Contenant/explosant le processus psychotique : de la dissociation productive mais destructrice, à la mort par overdose après une tentative désespérée de sevrage.
Mais aussi
- conscience politique (noir – dollar..)
- utilisation cynique de sa place (amitiés intéressées – argent dilapidé – humiliation des humiliants)
Psychose sociale sur un traumatisme psychique qui prend la forme paranoïde majorée par la déréalisation liée aux drogues dures consommées à outrance :
Accès délirants à thème persécutif, disputes violentes, incongruence permanente avec la vie sociale, instabilité, fragilité et fuite des affects.
Francis Picabia
« Artiste en tous genres », qui s’est essayé à tous les styles dans une provocation, une dérision, une déconstruction.
De la peinture à la poésie, en passant par la critique, l’organisation de galas, la création de film ou de ballet.
Dada, « antipeintre », précurseur du ready made, enfourchant l’art conceptuel dans une irrévérence totale des codes artistiques.
Picabia invente, détourne et parfois ridiculise les procédés usuels, mais exigeant dans sa recherche, travailleur inquiet et obligé.
Début impressionniste, « à la manière de » Pissarro et Sisley.
Période orphique : « Je ne peins pas ce que voient mes yeux, je peins ce que voit mon esprit, ce que voit mon âme. » Udnie, toile orphique, orientée par l’expression des synesthésies, en l’occurrence musique et couleur.
Mécanique des corps, des affects de ses peintures-schémas qui alimentent le scandale Dada.
Puis ses silhouettes et ses superpositions, du ripolin en couleurs primaires à l’évanescence de ses beautés classiques en transparences.
Le ballet dada et le délirant scénario du film « Entr’acte ».
Puis, les Espagnoles, les Nus, figurations décalées jusqu’au « clown Fratellini », tel un chromo aux accents pathétiques, mais d’une profonde mélancolie.
Pour terminer le cycle de cette vie trépidante avec ses « points ».

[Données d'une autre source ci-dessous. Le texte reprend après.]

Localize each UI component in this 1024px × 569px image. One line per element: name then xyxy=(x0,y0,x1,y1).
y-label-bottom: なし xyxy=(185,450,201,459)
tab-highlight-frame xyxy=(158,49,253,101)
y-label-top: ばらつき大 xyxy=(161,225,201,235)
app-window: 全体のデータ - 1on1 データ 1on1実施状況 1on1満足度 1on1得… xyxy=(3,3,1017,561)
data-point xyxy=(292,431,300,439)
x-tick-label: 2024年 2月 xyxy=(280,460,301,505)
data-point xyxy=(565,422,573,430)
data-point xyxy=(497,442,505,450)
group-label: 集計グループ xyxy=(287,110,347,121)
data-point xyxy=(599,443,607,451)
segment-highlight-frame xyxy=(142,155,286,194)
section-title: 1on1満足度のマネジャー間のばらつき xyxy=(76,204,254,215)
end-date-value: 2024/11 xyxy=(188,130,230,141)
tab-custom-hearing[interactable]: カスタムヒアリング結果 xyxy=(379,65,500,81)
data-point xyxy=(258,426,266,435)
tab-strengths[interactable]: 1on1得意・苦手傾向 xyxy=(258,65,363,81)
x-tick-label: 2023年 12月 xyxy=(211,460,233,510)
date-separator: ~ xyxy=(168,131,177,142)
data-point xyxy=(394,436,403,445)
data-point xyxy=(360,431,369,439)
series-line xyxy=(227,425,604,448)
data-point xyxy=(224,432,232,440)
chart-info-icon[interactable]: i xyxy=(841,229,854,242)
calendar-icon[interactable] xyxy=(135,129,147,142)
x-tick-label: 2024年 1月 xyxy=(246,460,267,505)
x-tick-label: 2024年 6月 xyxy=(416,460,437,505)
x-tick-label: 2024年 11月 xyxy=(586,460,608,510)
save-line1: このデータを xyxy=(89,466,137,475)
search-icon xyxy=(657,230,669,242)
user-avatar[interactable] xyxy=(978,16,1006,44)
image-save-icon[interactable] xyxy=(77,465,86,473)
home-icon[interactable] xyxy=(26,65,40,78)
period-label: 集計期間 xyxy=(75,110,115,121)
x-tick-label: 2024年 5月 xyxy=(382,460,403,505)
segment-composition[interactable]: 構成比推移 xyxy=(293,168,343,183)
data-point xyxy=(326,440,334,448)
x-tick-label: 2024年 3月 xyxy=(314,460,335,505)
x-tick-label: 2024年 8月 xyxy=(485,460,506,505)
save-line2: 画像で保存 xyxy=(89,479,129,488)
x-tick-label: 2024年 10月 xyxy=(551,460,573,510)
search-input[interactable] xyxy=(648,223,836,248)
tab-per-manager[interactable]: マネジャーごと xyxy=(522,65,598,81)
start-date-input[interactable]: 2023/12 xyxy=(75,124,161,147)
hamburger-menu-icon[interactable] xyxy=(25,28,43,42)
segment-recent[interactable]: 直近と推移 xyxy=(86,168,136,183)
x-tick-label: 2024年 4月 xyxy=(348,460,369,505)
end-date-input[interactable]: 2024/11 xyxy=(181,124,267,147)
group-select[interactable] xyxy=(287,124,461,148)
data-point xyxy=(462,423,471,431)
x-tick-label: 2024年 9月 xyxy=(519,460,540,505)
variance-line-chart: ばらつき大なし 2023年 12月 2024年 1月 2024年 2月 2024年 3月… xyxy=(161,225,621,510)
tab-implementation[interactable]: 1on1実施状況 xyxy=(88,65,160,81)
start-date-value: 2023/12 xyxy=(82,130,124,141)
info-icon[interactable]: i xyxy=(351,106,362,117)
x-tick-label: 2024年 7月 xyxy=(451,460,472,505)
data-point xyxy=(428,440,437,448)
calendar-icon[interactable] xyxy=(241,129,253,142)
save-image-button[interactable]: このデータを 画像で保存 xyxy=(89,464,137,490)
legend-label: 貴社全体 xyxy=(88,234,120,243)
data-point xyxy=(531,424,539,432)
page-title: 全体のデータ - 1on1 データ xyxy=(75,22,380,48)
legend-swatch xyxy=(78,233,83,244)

7… Comme Basquiat, pour le trauma : le déces de sa mère
La maison des quatre sans femmes. Riche famille qui lui laisse une rente à vie
Solitude, angoisse de la perte et refuge du dessin
2 profondes dépressions qui bloquent la création picturale ludique et provocante
Déclarations lapidaires, aphorismes dada
Ruptures, césures mais dans une quête cohérente quant à son message humain
Vu comme jouisseur impénitent, il cache bien sa souffrance dans sa fuite active
Vie amoureuse aussi trépidante que sa passion automobile : les plus belles pour le plus beau… Mais des femmes qui ont compté et l’ont accompagné.